Les questions en litige à trancher

[52]           La Cour doit trancher les questions suivantes en s’appuyant sur les plaidoiries et la preuve :

a.                   Les défenderesses ont‑elles appelé l’attention du public sur leurs services, leurs produits et leur entreprise de manière à vraisemblablement causer de la confusion entre leurs services, leurs produits et leur entreprise et ceux de la demanderesse, contrairement à l’alinéa 7b) de la Loi sur les marques de commerce?

b.                  Les défenderesses ont‑elles fait passer leurs produits ou services pour ceux de la demanderesse, contrairement à l’alinéa 7c) de la Loi sur les marques de commerce?

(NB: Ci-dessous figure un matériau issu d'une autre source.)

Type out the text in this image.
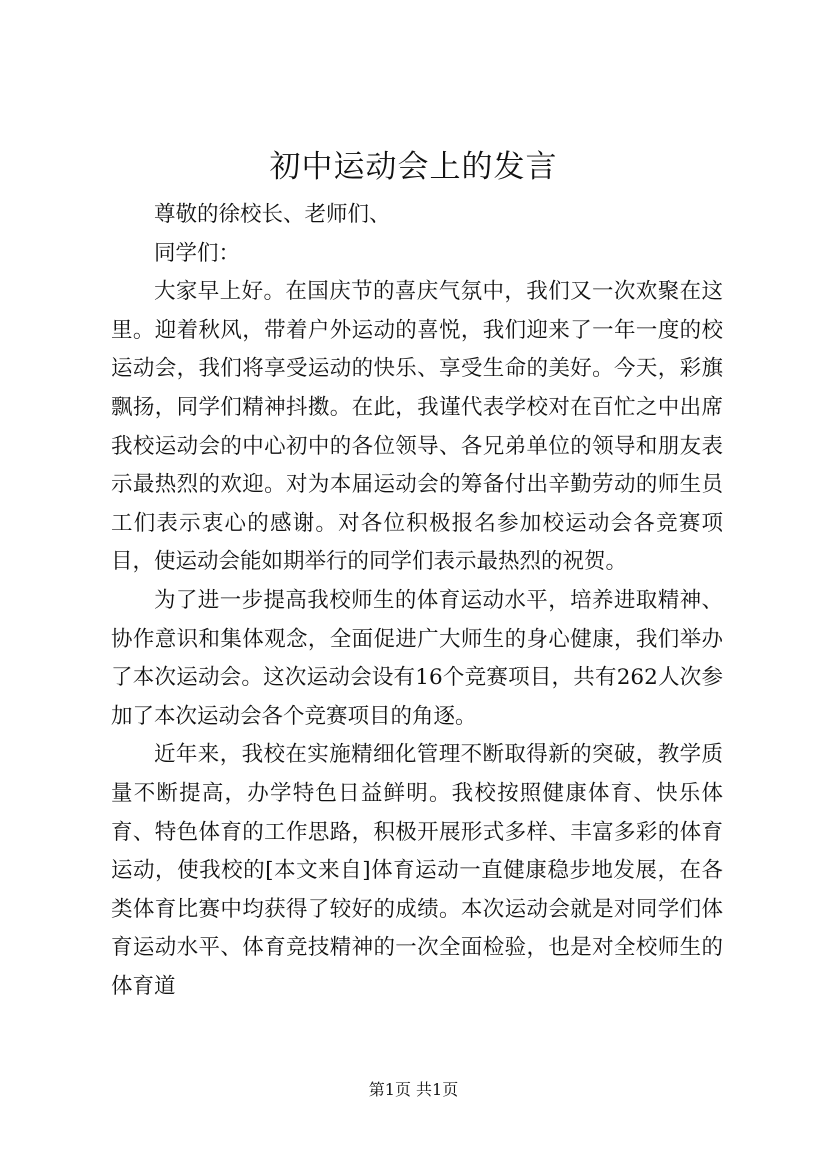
初中运动会上的发言

尊敬的徐校长、老师们、

同学们：

大家早上好。在国庆节的喜庆气氛中，我们又一次欢聚在这里。迎着秋风，带着户外运动的喜悦，我们迎来了一年一度的校运动会，我们将享受运动的快乐、享受生命的美好。今天，彩旗飘扬，同学们精神抖擞。在此，我谨代表学校对在百忙之中出席我校运动会的中心初中的各位领导、各兄弟单位的领导和朋友表示最热烈的欢迎。对为本届运动会的筹备付出辛勤劳动的师生员工们表示衷心的感谢。对各位积极报名参加校运动会各竞赛项目，使运动会能如期举行的同学们表示最热烈的祝贺。

为了进一步提高我校师生的体育运动水平，培养进取精神、协作意识和集体观念，全面促进广大师生的身心健康，我们举办了本次运动会。这次运动会设有16个竞赛项目，共有262人次参加了本次运动会各个竞赛项目的角逐。

近年来，我校在实施精细化管理不断取得新的突破，教学质量不断提高，办学特色日益鲜明。我校按照健康体育、快乐体育、特色体育的工作思路，积极开展形式多样、丰富多彩的体育运动，使我校的[本文来自]体育运动一直健康稳步地发展，在各类体育比赛中均获得了较好的成绩。本次运动会就是对同学们体育运动水平、体育竞技精神的一次全面检验，也是对全校师生的体育道

第1页 共1页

c.                   Les défenderesses ont‑elles violé les droits de la demanderesse sur ses marques de commerce déposées, contrairement aux articles 19 et 20 de la Loi sur les marques de commerce?

d.                  Les défenderesses ont‑elles diminué la valeur de l’achalandage attaché aux marques de commerce déposées de la demanderesse, contrairement à l’article 22 de la Loi sur les marques de commerce?

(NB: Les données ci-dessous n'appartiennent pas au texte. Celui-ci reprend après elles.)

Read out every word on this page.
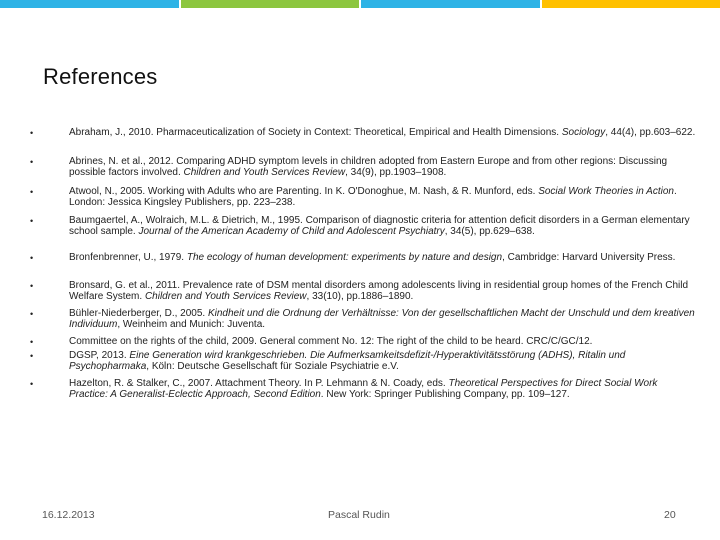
References
•	Abraham, J., 2010. Pharmaceuticalization of Society in Context: Theoretical, Empirical and Health Dimensions. Sociology, 44(4), pp.603–622.
•	Abrines, N. et al., 2012. Comparing ADHD symptom levels in children adopted from Eastern Europe and from other regions: Discussing possible factors involved. Children and Youth Services Review, 34(9), pp.1903–1908.
•	Atwool, N., 2005. Working with Adults who are Parenting. In K. O'Donoghue, M. Nash, & R. Munford, eds. Social Work Theories in Action. London: Jessica Kingsley Publishers, pp. 223–238.
•	Baumgaertel, A., Wolraich, M.L. & Dietrich, M., 1995. Comparison of diagnostic criteria for attention deficit disorders in a German elementary school sample. Journal of the American Academy of Child and Adolescent Psychiatry, 34(5), pp.629–638.
•	Bronfenbrenner, U., 1979. The ecology of human development: experiments by nature and design, Cambridge: Harvard University Press.
•	Bronsard, G. et al., 2011. Prevalence rate of DSM mental disorders among adolescents living in residential group homes of the French Child Welfare System. Children and Youth Services Review, 33(10), pp.1886–1890.
•	Bühler-Niederberger, D., 2005. Kindheit und die Ordnung der Verhältnisse: Von der gesellschaftlichen Macht der Unschuld und dem kreativen Individuum, Weinheim and Munich: Juventa.
•	Committee on the rights of the child, 2009. General comment No. 12: The right of the child to be heard. CRC/C/GC/12.
•	DGSP, 2013. Eine Generation wird krankgeschrieben. Die Aufmerksamkeitsdefizit-/Hyperaktivitätsstörung (ADHS), Ritalin und Psychopharmaka, Köln: Deutsche Gesellschaft für Soziale Psychiatrie e.V.
•	Hazelton, R. & Stalker, C., 2007. Attachment Theory. In P. Lehmann & N. Coady, eds. Theoretical Perspectives for Direct Social Work Practice: A Generalist-Eclectic Approach, Second Edition. New York: Springer Publishing Company, pp. 109–127.
16.12.2013	Pascal Rudin	20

Si la réponse à l’une de ces questions est « oui », la Cour doit alors tenir compte des moyens de défense soulevés par les défenderesses, à savoir (1) le délai et l’acceptation par la demanderesse, (2) la préclusion, (3) le fait que les défenderesses ont utilisé les marques de commerce seulement pour décrire les services et produits offerts en revente et en location, (4) l’utilisation de bonne foi d’un nom personnel, (5) la perte de caractère distinctif de la marque de commerce Scott.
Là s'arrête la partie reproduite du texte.